Processing Updates, 25 November

Since my last processing post on November 17th, I’ve been continuing to work on my new book project. I didn’t post here because I was stuck, trying to work through some anger I had with two online articles I was reading about professors and academic values. I filled up about 14 pages in my green notebook with my notes, but I devoted (wasted?) all of my energy on crafting a blog post for my Trouble blog, which I finally managed to complete yesterday: Beside/s: What’s the Point of a Professor?

Here’s one of my pages from the notebook. It includes my dissecting of a passage from one of the online articles, Keith M. Parsons’ Message to my Freshman Students:

green notebook notes

I’m not done working with some of the questions that this article, and the others that I blogged about, raised for me and this writing project. Hopefully, my future processing/writing won’t get me as stuck as I was this past week.

Right before I got stuck thinking about what a professor is and attempting to move beyond the answer that I feared was the only one, an arrogant asshole, I found a book that I’m really excited to analyze for this project: Imaginary Syllabi.

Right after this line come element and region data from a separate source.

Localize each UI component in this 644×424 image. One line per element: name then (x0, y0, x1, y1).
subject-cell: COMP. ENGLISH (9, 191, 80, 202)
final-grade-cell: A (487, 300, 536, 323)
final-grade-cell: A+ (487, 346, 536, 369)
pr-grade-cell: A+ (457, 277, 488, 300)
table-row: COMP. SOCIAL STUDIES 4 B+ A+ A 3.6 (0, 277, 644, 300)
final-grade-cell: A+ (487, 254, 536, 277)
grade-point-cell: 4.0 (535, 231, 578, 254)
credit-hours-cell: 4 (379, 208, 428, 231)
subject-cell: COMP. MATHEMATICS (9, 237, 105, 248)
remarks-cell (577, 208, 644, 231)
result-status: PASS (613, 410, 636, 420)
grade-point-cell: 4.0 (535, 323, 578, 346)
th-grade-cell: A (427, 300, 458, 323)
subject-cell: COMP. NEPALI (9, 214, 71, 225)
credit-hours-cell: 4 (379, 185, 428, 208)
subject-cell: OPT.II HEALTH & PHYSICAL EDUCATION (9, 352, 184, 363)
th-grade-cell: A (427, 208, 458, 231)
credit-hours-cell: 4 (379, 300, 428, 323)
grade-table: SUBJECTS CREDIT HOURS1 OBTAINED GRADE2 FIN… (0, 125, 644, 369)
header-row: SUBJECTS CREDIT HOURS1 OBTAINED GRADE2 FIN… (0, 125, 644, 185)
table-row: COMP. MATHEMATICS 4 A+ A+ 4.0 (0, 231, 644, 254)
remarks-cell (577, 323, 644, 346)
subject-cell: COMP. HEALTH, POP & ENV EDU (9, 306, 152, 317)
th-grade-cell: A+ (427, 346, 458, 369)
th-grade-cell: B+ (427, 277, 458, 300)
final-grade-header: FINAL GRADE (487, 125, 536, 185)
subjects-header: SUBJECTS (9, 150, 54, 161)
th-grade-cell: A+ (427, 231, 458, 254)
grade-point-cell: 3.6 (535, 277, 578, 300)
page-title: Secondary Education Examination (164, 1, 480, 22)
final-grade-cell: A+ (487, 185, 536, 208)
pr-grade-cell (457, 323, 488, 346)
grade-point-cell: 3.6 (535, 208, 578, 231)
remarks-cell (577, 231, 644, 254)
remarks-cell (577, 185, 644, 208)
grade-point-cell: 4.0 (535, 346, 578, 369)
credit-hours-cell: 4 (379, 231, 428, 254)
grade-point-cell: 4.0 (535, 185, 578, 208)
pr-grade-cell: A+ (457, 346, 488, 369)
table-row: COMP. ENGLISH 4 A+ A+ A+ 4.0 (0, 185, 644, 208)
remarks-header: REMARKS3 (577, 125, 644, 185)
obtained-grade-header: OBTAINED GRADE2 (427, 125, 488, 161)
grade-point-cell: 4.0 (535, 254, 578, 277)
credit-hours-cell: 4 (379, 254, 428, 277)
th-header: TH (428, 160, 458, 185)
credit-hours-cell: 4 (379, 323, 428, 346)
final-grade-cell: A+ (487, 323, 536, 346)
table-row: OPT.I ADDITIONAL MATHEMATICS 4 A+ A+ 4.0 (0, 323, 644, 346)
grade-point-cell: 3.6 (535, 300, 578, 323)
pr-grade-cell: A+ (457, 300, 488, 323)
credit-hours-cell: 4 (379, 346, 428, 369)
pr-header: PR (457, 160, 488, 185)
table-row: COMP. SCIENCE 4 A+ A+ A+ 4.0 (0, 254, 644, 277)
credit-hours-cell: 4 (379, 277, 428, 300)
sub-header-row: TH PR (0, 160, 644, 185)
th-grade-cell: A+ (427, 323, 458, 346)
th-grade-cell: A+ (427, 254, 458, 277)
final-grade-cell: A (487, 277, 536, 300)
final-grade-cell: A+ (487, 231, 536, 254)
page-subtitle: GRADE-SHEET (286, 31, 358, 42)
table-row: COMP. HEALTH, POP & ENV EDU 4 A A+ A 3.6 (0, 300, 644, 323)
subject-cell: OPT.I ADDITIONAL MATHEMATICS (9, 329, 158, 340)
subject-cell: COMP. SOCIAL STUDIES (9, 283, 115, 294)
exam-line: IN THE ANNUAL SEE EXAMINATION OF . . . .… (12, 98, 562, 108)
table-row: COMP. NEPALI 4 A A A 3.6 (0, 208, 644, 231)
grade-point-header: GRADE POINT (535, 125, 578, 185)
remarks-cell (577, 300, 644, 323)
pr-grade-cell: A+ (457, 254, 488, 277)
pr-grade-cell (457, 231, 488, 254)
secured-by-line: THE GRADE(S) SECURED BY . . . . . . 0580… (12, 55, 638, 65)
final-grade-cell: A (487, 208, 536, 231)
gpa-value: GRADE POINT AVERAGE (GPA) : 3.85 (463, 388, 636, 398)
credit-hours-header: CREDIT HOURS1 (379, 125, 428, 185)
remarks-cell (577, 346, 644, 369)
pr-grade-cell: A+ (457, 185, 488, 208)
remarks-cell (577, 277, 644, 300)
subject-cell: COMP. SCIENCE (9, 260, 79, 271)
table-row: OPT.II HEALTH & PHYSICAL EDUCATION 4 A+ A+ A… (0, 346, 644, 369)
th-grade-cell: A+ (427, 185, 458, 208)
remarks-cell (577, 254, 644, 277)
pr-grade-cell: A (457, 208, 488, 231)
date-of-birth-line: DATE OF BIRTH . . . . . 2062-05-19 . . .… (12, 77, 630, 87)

As I began to skim through the book I got excited, especially after reading Jane Sprague’s description of the book’s purpose:

A book-length project of contributions by multiple authors that aims to collect writings which investigate, uncover, examine, complicate, question, provoke, and otherwise (essentially) challenge pedagogical strategies pursuant to the work of teaching writing and other disciplines. This book includes writings which dream up, concoct and explore utopian, fabulist, fantasy syllabi for potential imagined or real classroom endeavors. Educational projects undertaken and employed (deployed) in and outside of official as well as mongrel “schools.” Official spaces might harbor (or cultivate) the mongrel and vice versa (8).

Jane Sprague, ed.

Cool! Maybe I want to create some of my own un/imagined courses? Dream classes that I wouldn’t be able to teach within traditional academic spaces?

In addition to looking through Imaginary Syllabi, I also started reading Rebecca Solnit’s Encyclopedia of Trouble and Spaciousness. The varied (spacious) hodge-podge of non-fiction writing forms included in this book inspires me. I’m looking forward to reading/analyzing what Solnit has included and how/why.

A Tentative Offering

I’m working on a new book in which I attempt to take some of my academic research (on feminist/queer ethics) beyond the academy to a space beside and besides it. What does that look like? Not sure. I’m using my story blog to engage in the process of figuring out what to do and how to do it.

One thing that is haunting* (mostly productively) my process is how to resist the urge to make this book—which is loosely about character, virtue ethics, and troublemaking—a book of advice or a how-to manual, based on my research, writing and teaching. I’d like this book to be a helpful resource for others on “how to be,” but I’m trying to find a way to do that that isn’t about giving specific advice or prescriptions. I don’t want to tell anyone, especially my kids who are one of my primary audiences for this book, “This is how you should live.” I want to provide an example of one way that (mostly) works for me, and invite them to engage in the process of figuring out their own way. My constant refrain: “This is not a how-to manual, but an invitation to engage.” But, even as I deeply embrace this refrain, I wonder, is an invitation enough? If I’m not giving any advice, what am I offering?

*I use the word haunting deliberately here. My resistance to advice runs deep and requires more attention then I have time/space for in this post. I need to put digging deep into this resistance on my to-do list for this project. I know it relates to a stubborn refusal to be an expert and a reluctance to tell others, even my kids, what to do. I don’t see my resistance/refusal/reluctance as bad or wrong, just (sometimes) dangerous. 

Here’s one offering, a tentative draft of words that my best self (or selves?) lives by. These are ideals that I’ve created for myself and that I aim for, but never quite achieve.

Words That My Best Self Lives By

  1. Don’t be an Asshole.
  2. Avoid and Expose Bullshit.
  3. Never Stop Giving a Fuck.
  4. Don’t Be Too Afraid to Piss People Off.

I’ll have more to say about these ideals soon.

 

Processing, 10 November

as long as you can stand it, stay out of the way

[on drawing cartoon characters] I don’t have to do very much except draw them again and try not to push things in any particular directions for as long as I can stand to stay out of things, but eventually that open way changes and I start wanting from them. I want them to be really good right away and this stops the natural pace of discovery and replaces it with an objective. This can’t be helped.

Lynda Barry

When is it time to stop the open way? When should you start having an objective? What happens to the discovery process? How does this work for me?